RDC virtual tentang Gudeg

.
Bermula dari email Budhy Mitra (’79) mengutip tulisan “habe” di milis Forsino, 16 Oktober 2008, berkembang diskusi virtual tentang makanan khas Yogya : gudeg. Memang banyak sekali info yang beredar di internet, entah benar atau tidak.. bahkan yang dikutip mas Budhy Mitra ini sumbernya dari http://www.myquran.com (saya cari di sumbernya kok nggak ada, ya? [kroto]). Comment atas info ini cukup melegakan banyak penggemar gudeg.

.

Assalamualaikum Wr Wb ~
Satu info yang mungkin bermanfaat please forward.

Kehalalan Gudeg Jogja

Daerah Istimewa Yogyakarta, selain terkenal dengan julukan kota pelajar, juga menyandang berbagai julukan lain seperti kota seni dan budaya, kota revolusi, kota sepeda, kota batik, juga sebagai kotak gudeg serta julukan lain yang merupakan cerminan dari hal-hal yang menonjol dari daerah tersebut. Dan itu tidak hanya populer di dalam negeri, tapi juga di manca negara.

Akan halnya gudeg, lauk pauk ini merupakan ciri khas kota tersebut. Bagi masyarakat Yogya sendiri, gudeg merupakan lauk pauk sehari-hari yang sulit ditinggalkan bersama nasi dan bubur. Sebenarnya dilihat dari bahan-bahan pembuatnya, gudeg nampaknya halal-halal saja.

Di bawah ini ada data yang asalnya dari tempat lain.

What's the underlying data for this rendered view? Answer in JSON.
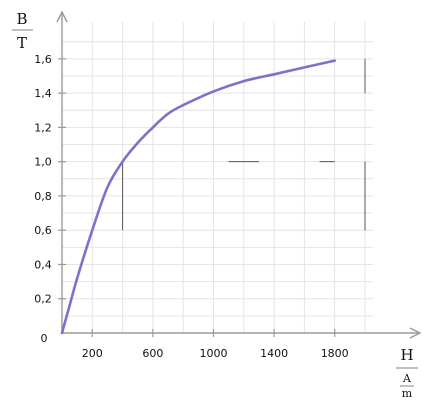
{
  "chart_data": {
    "type": "line",
    "ylabel_numerator": "B",
    "ylabel_denominator": "T",
    "xlabel_numerator": "H",
    "xlabel_denominator_top": "A",
    "xlabel_denominator_bottom": "m",
    "origin_label": "0",
    "xlim": [
      0,
      2000
    ],
    "ylim": [
      0,
      1.85
    ],
    "x_ticks": [
      "200",
      "600",
      "1000",
      "1400",
      "1800"
    ],
    "x_tick_values": [
      200,
      600,
      1000,
      1400,
      1800
    ],
    "y_ticks": [
      "0,2",
      "0,4",
      "0,6",
      "0,8",
      "1,0",
      "1,2",
      "1,4",
      "1,6"
    ],
    "y_tick_values": [
      0.2,
      0.4,
      0.6,
      0.8,
      1.0,
      1.2,
      1.4,
      1.6
    ],
    "grid": true,
    "series": [
      {
        "color": "#7d72c8",
        "x": [
          0,
          50,
          100,
          200,
          300,
          400,
          500,
          600,
          700,
          800,
          1000,
          1200,
          1400,
          1600,
          1800
        ],
        "y": [
          0,
          0.16,
          0.32,
          0.6,
          0.85,
          1.0,
          1.11,
          1.2,
          1.28,
          1.33,
          1.41,
          1.47,
          1.51,
          1.55,
          1.59
        ]
      }
    ],
    "annotations": [
      {
        "type": "vertical-guide",
        "x": 400,
        "from_y": 0.6,
        "to_y": 1.0
      },
      {
        "type": "horizontal-guide",
        "y": 1.0,
        "from_x": 1100,
        "to_x": 1300
      },
      {
        "type": "horizontal-guide",
        "y": 1.0,
        "from_x": 1700,
        "to_x": 1800
      },
      {
        "type": "vertical-guide",
        "x": 2000,
        "from_y": 0.6,
        "to_y": 1.0
      },
      {
        "type": "vertical-guide",
        "x": 2000,
        "from_y": 1.4,
        "to_y": 1.6
      }
    ]
  }
}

Bahan pokoknya adalah nangka muda (orang Yogya menyebutnya gori) yang direbus hingga lunak, lalu diberi santan dan bumbu dapur tertentu ditambah daun melinjo.

Tetapi, pengalaman saya membuktikan bahwa gudeg bisa dikategorikan jenis makanan syubhat, bahkan haram. Saya berkenalan dengan lauk pauk yang rasanya manis ini, antara tahun 1981-1987 ketika saya berkuliah di salah satu perguruan tinggi negeri di kota tersebut. Waktu itu saya kost hanya dengan menyewa kamar dan makan di luar. Selama itu hampir tiap pagi saya sarapan nasi gudeg. Selain manis, juga gurih, dan tentu saja murah. Bahkan kalau pulang kampung, saya dan teman-teman kadang membawa oleh-oleh gudeg yang sudah dibuat tahan lama.

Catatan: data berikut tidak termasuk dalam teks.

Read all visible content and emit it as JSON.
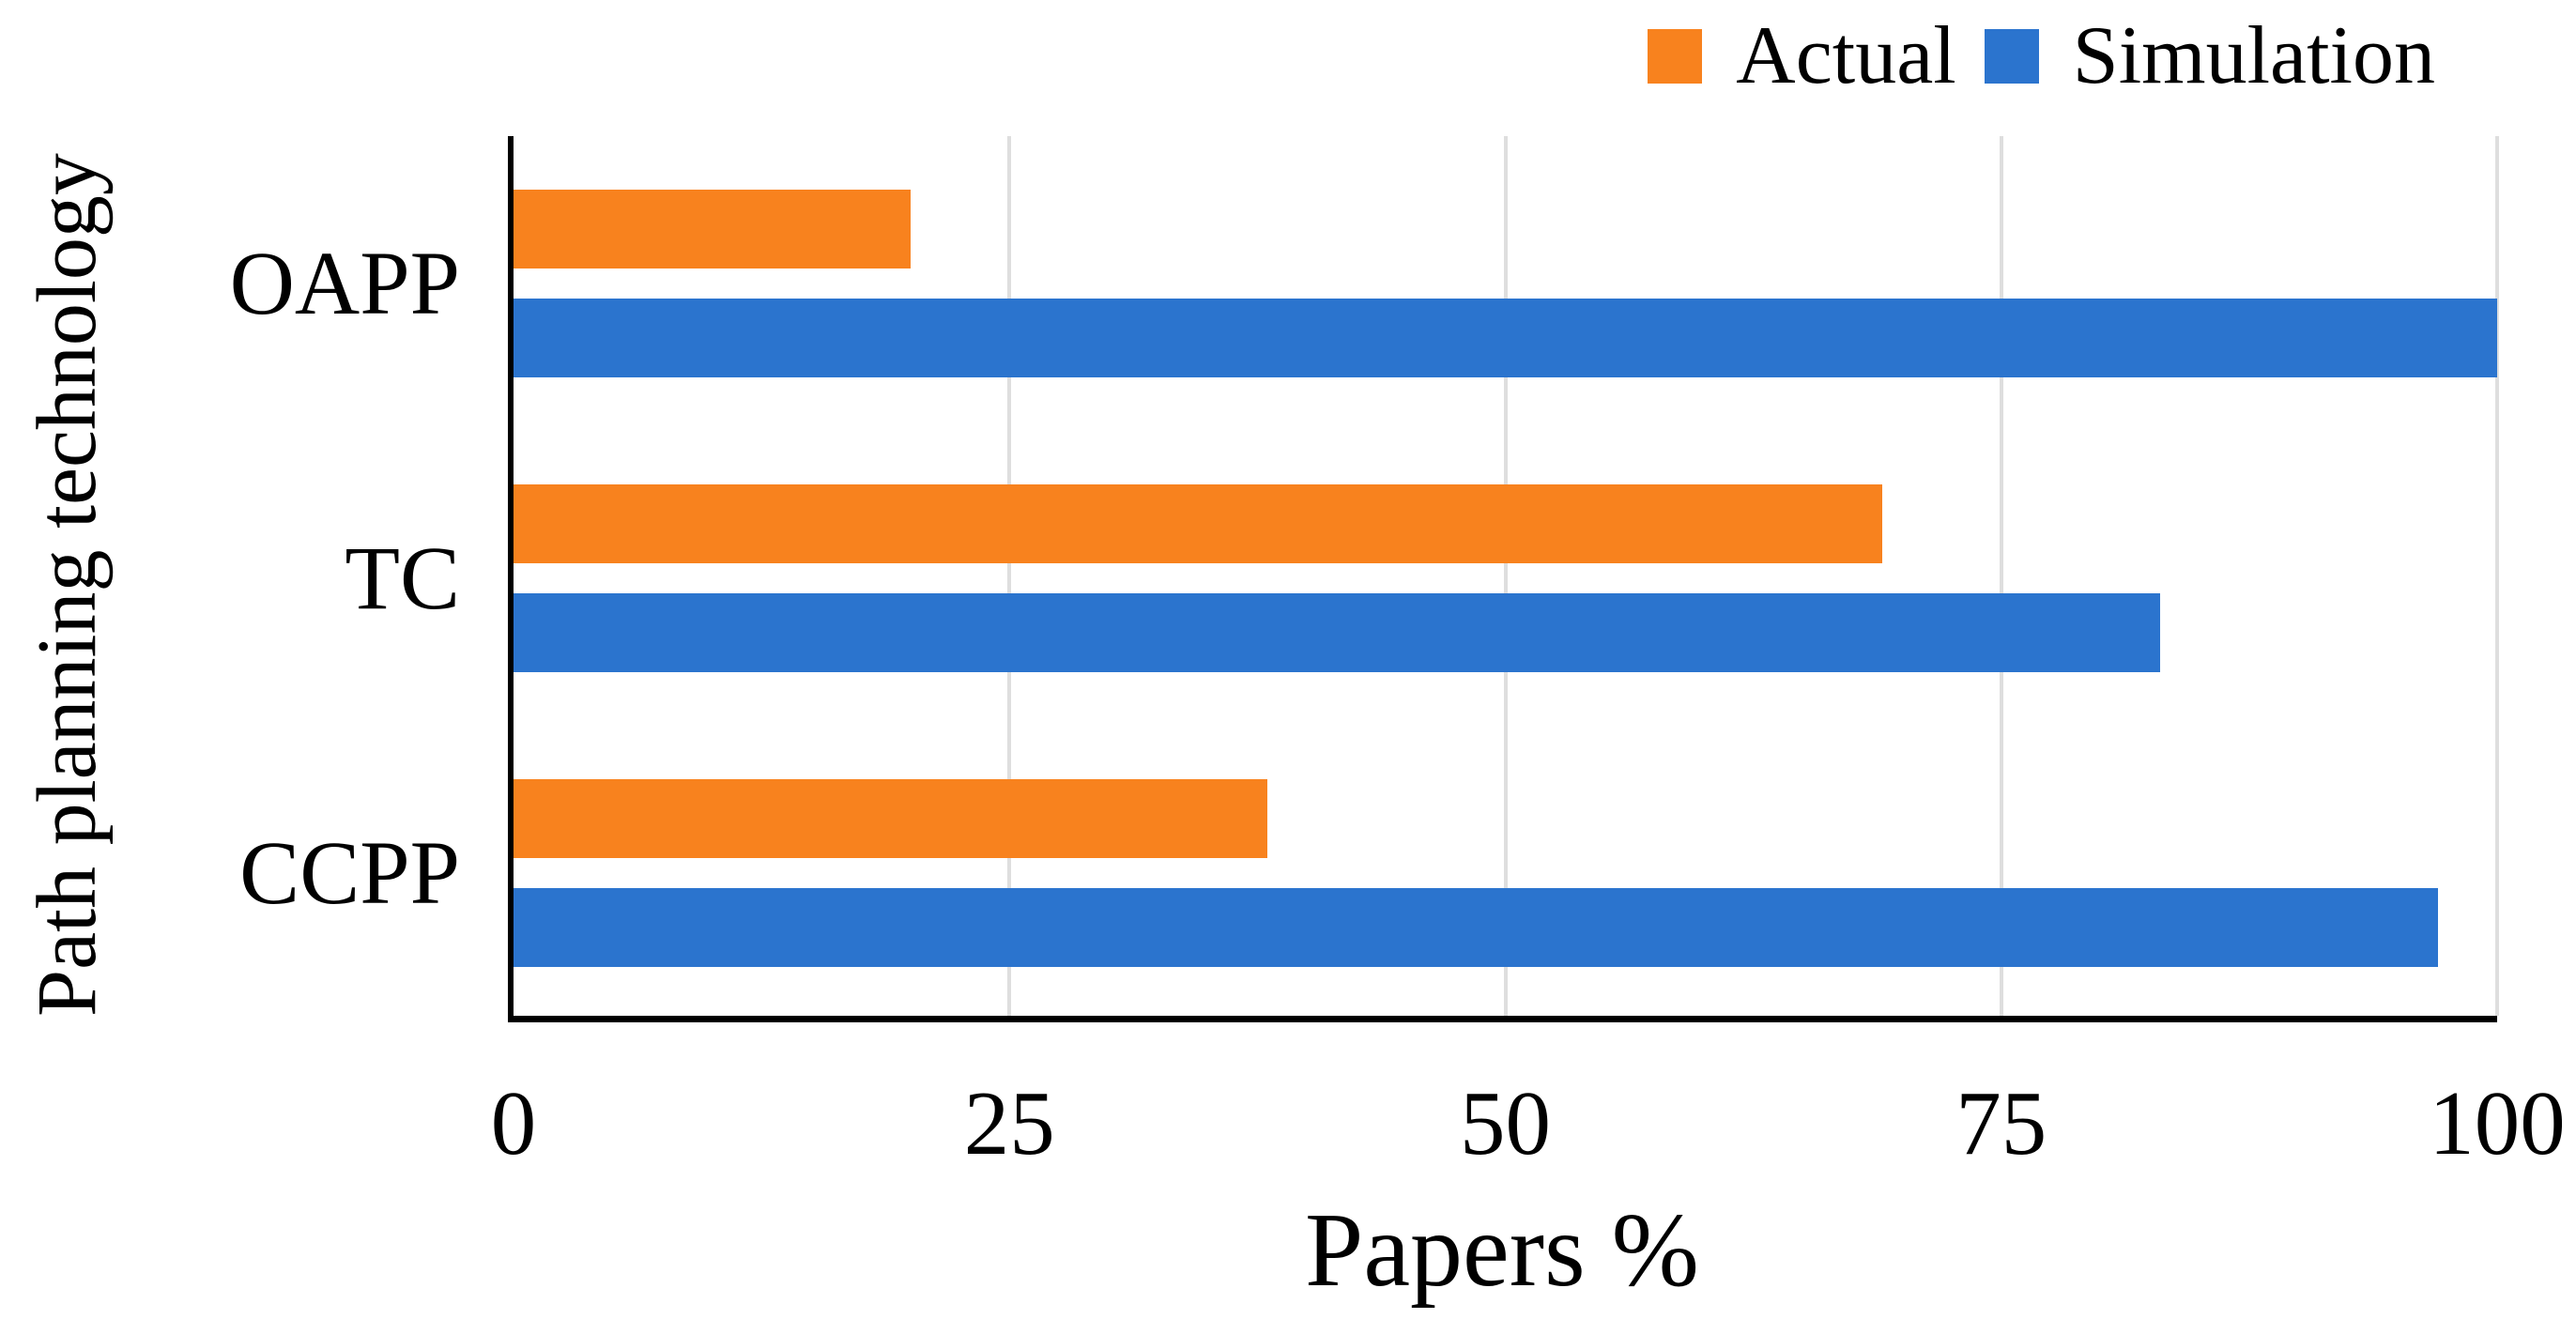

Selama beberapa tahun, saya menikmati gudeg tanpa ada rasa curiga atau berprasangka buruk tentang kehalalannya. Namun, pada suatu hari, ketika sedang membeli di warung langganan saya, saya melihat di tempayan (tempat gudeg diolah), ada kepala dan leher seekor ayam yang masih utuh (tidak ada bekas sembelihan). Lalu saya tanya kepada si penjual gudeg, apakah ayamnya tidak disembelih?

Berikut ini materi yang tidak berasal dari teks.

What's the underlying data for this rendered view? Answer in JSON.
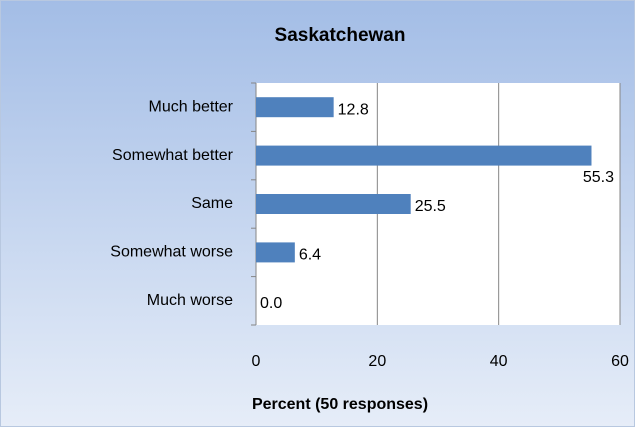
{
  "chart_data": {
    "type": "bar",
    "orientation": "horizontal",
    "title": "Saskatchewan",
    "xlabel": "Percent (50 responses)",
    "categories": [
      "Much better",
      "Somewhat better",
      "Same",
      "Somewhat worse",
      "Much worse"
    ],
    "values": [
      12.8,
      55.3,
      25.5,
      6.4,
      0.0
    ],
    "value_labels": [
      "12.8",
      "55.3",
      "25.5",
      "6.4",
      "0.0"
    ],
    "color": "#4f81bd",
    "xlim": [
      0,
      60
    ],
    "xticks": [
      0,
      20,
      40,
      60
    ],
    "grid": true
  }
}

Dengan ringan si penjual menjawab bahwa sudah bisa bagi penjual/bakul gudeg bahwa setiap ayam yang dimasak untuk gudeg, ayam tersebut tidak disembelih, tetapi ditusuk dengan besi di bagian lehernya. Sedang darah yang keluar ditampung dan nantinya dicampur dengan santan untuk dicampur dengan gudeg itu. Dan justru darah inilah yang memberi rasa gurih dan memberi warna kecoklat-coklatan. Masya Allah.

Saya benar-benar terkejut, dan gudeg yang saya beli pagi itupun segera saya tinggalkan. Saya berusaha mencari informasi di tempat-tempat lain tentang bahan-bahan dan cara pembuatannya. Ternyata hampir semua jawaban sama, yaitu: ayamnya tidak disembelih tapi ditusuk. Darah ayam ditampung, lalu dimasukkan ke dalam gudegnya.

Pertanyaan kita, apakah semua penjual/pembuat gudeg melakukan hal yang serupa? Wallaahua’lam. Dalam masalah ini sebagai konsumen Muslim, yang diperlukan tentu saja sikap jujur si penjual gudeg. Apakah ayamnya telah disembelih secara Islami dan otomatis darahnya tidak dicampurkan. Kita memang perlu bersikap hati-hati. Jangan karena gudeg yang sudah merakyat, lalu kita seenaknya saja mengikuti selera orang kebanyakan, padahal Al-Qur’an jelas-jelas melarangnya: “Allah mengharamkan atas kamu (makan) bangkai, darah, daging babi,dan apa yang disembelih dengan menyebut nama selain Allah.” (QS Al-An’am: 145).

.

Source http://www.myquran. org
Wass,
habe

Iklan

4 Replies to “RDC virtual tentang Gudeg”

  1. Halo mas Budhy,
    Kebetulan di rumah saya ada buku masakan dengan judul
    “305 Macam Resep Masakan Indonesia, Kue, Poding, Ice Juice, Minuman Segar” dan masih ada tambahan “Dilengkapi dengan cara melipat serbet yang manis” Karangan dari Probowati Kartono. Penerbit Indah Surabaya, Th 1988.

    Dalam buku tsb ditulis cara untuk membuat masakan gudeg agar berwarna merah (kecoklat-coklatan), yakni: “Nangka muda dipotong-potong agak kasar setelah dicuci lebih dahulu. Kemudian rebuslah dengan daun jati, supaya timbul warna merah, sehingga lunak. Tiriskan lalu memarkan”.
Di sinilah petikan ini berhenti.